Tracy Oliver is the epitome of what intentional success looks like. As a female screenwriter who didn’t feel she was getting her worth out of her successful scripts; instead of complaining she put the pieces of the puzzle together to figure out the next steps she needed to take.
Definitely Oliver realized the next steps for her in addition to writing screen plays had to be to become a producer and showrunner. It’s almost like after the success of Girls Trip which grossed over 100 million dollars at the box office (screenplay she co-wrote with Kenya Barris) a light-bulb went off that let Tracy know she was destined for greatness!
According to Indiewire.com:
“Girl’s Trip” screenwriter Tracy Y. Oliver got a career by getting mad. Before she became the co-star, writer, and producer on fellow Stanford University alum Issa Rae’s web series “The Misadventures of Awkward Black Girl,” she watched the 2009 ensemble rom-com “He’s Just Not That Into You” starring Ginnifer Goodwin, Jennifer Aniston, Jennifer Connelly and Scarlett Johansson. The film was set in Baltimore, which has a population that is 64% black and 30% white.
That let to a spec script: “Marriage Is for White People.” She said she wrote it in jest, but it stemmed from a very real response. “It had an all-white cast, which made little sense to me,” she said. “Baltimore is very black, and it felt like an aggressive erasure of people of color. So instead of just being upset about it, I thought, let me write my own ensemble version but will be all people of color.”
Since then, Oliver became the first African American woman to write a feature (with co-writer Kenya Barris) that grossed over $100 million domestic with “Girls Trip.” The film’s critical and commercial success led to a first-look deal with Topic Studios, and a work calendar that includes a serial adaptation of the 1996 dramedy “The First Wives Club,” a “Clueless” remake, and the adaptation of “The Sun Is Also a Star,” which Warner Bros. releases May 17.
Oliver said that while her spec script got Hollywood’s attention, she was dismayed to learn that her message seemed to lose something in translation. “It helped get me a reputation, although what I discovered from all the meetings I took is that if I wanted to advance, at least at the time, I had to write something ‘white’,” Oliver said. “That was really disheartening because one of the reasons I wanted to even do this was because I wanted to see myself and people I knew, reflected on screen.”

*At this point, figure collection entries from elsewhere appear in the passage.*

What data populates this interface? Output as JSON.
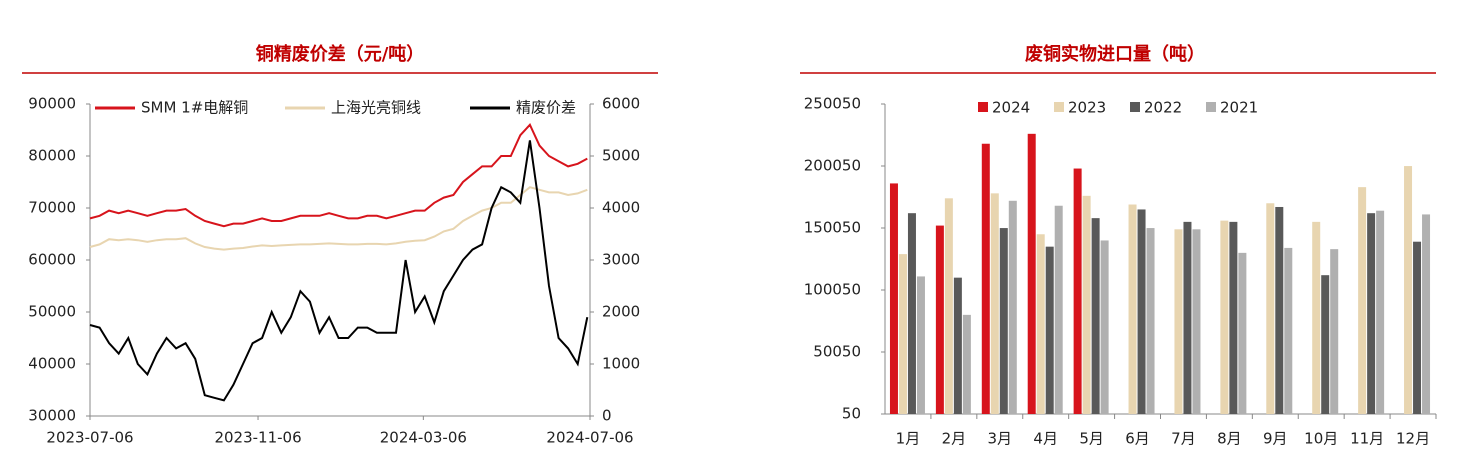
{
  "chart_data": [
    {
      "type": "line",
      "title": "铜精废价差（元/吨）",
      "x": [
        "2023-07-06",
        "2023-07-13",
        "2023-07-20",
        "2023-07-27",
        "2023-08-03",
        "2023-08-10",
        "2023-08-17",
        "2023-08-24",
        "2023-08-31",
        "2023-09-07",
        "2023-09-14",
        "2023-09-21",
        "2023-09-28",
        "2023-10-05",
        "2023-10-12",
        "2023-10-19",
        "2023-10-26",
        "2023-11-02",
        "2023-11-09",
        "2023-11-16",
        "2023-11-23",
        "2023-11-30",
        "2023-12-07",
        "2023-12-14",
        "2023-12-21",
        "2023-12-28",
        "2024-01-04",
        "2024-01-11",
        "2024-01-18",
        "2024-01-25",
        "2024-02-01",
        "2024-02-08",
        "2024-02-15",
        "2024-02-22",
        "2024-02-29",
        "2024-03-07",
        "2024-03-14",
        "2024-03-21",
        "2024-03-28",
        "2024-04-04",
        "2024-04-11",
        "2024-04-18",
        "2024-04-25",
        "2024-05-02",
        "2024-05-09",
        "2024-05-16",
        "2024-05-23",
        "2024-05-30",
        "2024-06-06",
        "2024-06-13",
        "2024-06-20",
        "2024-06-27",
        "2024-07-04"
      ],
      "series": [
        {
          "name": "SMM 1#电解铜",
          "color": "#d7141c",
          "values": [
            68000,
            68500,
            69500,
            69000,
            69500,
            69000,
            68500,
            69000,
            69500,
            69500,
            69800,
            68500,
            67500,
            67000,
            66500,
            67000,
            67000,
            67500,
            68000,
            67500,
            67500,
            68000,
            68500,
            68500,
            68500,
            69000,
            68500,
            68000,
            68000,
            68500,
            68500,
            68000,
            68500,
            69000,
            69500,
            69500,
            71000,
            72000,
            72500,
            75000,
            76500,
            78000,
            78000,
            80000,
            80000,
            84000,
            86000,
            82000,
            80000,
            79000,
            78000,
            78500,
            79500
          ]
        },
        {
          "name": "上海光亮铜线",
          "color": "#e8d5b0",
          "values": [
            62500,
            63000,
            64000,
            63800,
            64000,
            63800,
            63500,
            63800,
            64000,
            64000,
            64200,
            63200,
            62500,
            62200,
            62000,
            62200,
            62300,
            62600,
            62800,
            62700,
            62800,
            62900,
            63000,
            63000,
            63100,
            63200,
            63100,
            63000,
            63000,
            63100,
            63100,
            63000,
            63200,
            63500,
            63700,
            63800,
            64500,
            65500,
            66000,
            67500,
            68500,
            69500,
            70000,
            71000,
            71000,
            72500,
            74000,
            73500,
            73000,
            73000,
            72500,
            72800,
            73500
          ]
        },
        {
          "name": "精废价差",
          "color": "#000000",
          "axis": "y2",
          "values": [
            1750,
            1700,
            1400,
            1200,
            1500,
            1000,
            800,
            1200,
            1500,
            1300,
            1400,
            1100,
            400,
            350,
            300,
            600,
            1000,
            1400,
            1500,
            2000,
            1600,
            1900,
            2400,
            2200,
            1600,
            1900,
            1500,
            1500,
            1700,
            1700,
            1600,
            1600,
            1600,
            3000,
            2000,
            2300,
            1800,
            2400,
            2700,
            3000,
            3200,
            3300,
            4000,
            4400,
            4300,
            4100,
            5300,
            4000,
            2500,
            1500,
            1300,
            1000,
            1900
          ]
        }
      ],
      "xlim": [
        "2023-07-06",
        "2024-07-06"
      ],
      "xticks": [
        "2023-07-06",
        "2023-11-06",
        "2024-03-06",
        "2024-07-06"
      ],
      "ylim": [
        30000,
        90000
      ],
      "yticks": [
        30000,
        40000,
        50000,
        60000,
        70000,
        80000,
        90000
      ],
      "y2lim": [
        0,
        6000
      ],
      "y2ticks": [
        0,
        1000,
        2000,
        3000,
        4000,
        5000,
        6000
      ]
    },
    {
      "type": "bar",
      "title": "废铜实物进口量（吨）",
      "categories": [
        "1月",
        "2月",
        "3月",
        "4月",
        "5月",
        "6月",
        "7月",
        "8月",
        "9月",
        "10月",
        "11月",
        "12月"
      ],
      "series": [
        {
          "name": "2024",
          "color": "#d7141c",
          "values": [
            186000,
            152000,
            218000,
            226000,
            198000,
            null,
            null,
            null,
            null,
            null,
            null,
            null
          ]
        },
        {
          "name": "2023",
          "color": "#e8d5b0",
          "values": [
            129000,
            174000,
            178000,
            145000,
            176000,
            169000,
            149000,
            156000,
            170000,
            155000,
            183000,
            200000
          ]
        },
        {
          "name": "2022",
          "color": "#595959",
          "values": [
            162000,
            110000,
            150000,
            135000,
            158000,
            165000,
            155000,
            155000,
            167000,
            112000,
            162000,
            139000
          ]
        },
        {
          "name": "2021",
          "color": "#b0b0b0",
          "values": [
            111000,
            80000,
            172000,
            168000,
            140000,
            150000,
            149000,
            130000,
            134000,
            133000,
            164000,
            161000
          ]
        }
      ],
      "ylim": [
        50,
        250050
      ],
      "yticks": [
        50,
        50050,
        100050,
        150050,
        200050,
        250050
      ]
    }
  ]
}
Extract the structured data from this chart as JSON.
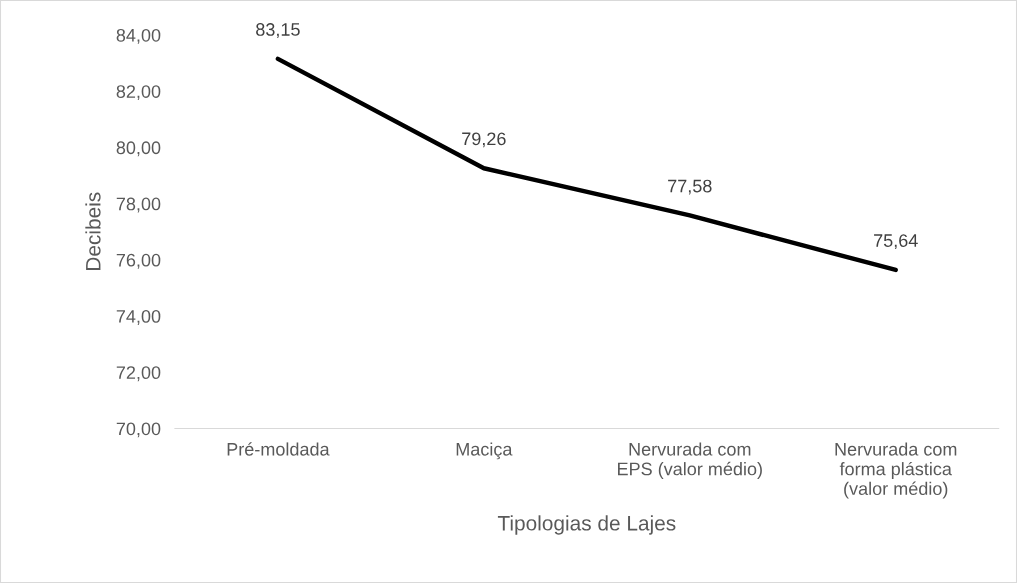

That led to the creation of “Awkward Black Girl,” which later became the precursor to HBO’s “Insecure.” “We weren’t making any money from it, because all of the money being made was reinvested back into the show,” Oliver said. “So I had to get a real job to be able to do other things that I hoped in the long run would pan out.”
Eventually, “Marriage Is for White People” made its way to Dan Fogelman (“This Is Us”), with whom Oliver shared a manager at the time. “He read it, thought it was hilarious, and then met with me and said that we should figure out a way to work on something,” she said. “And as soon as ‘Neighbors’ went to series, he made good on that and hired me.”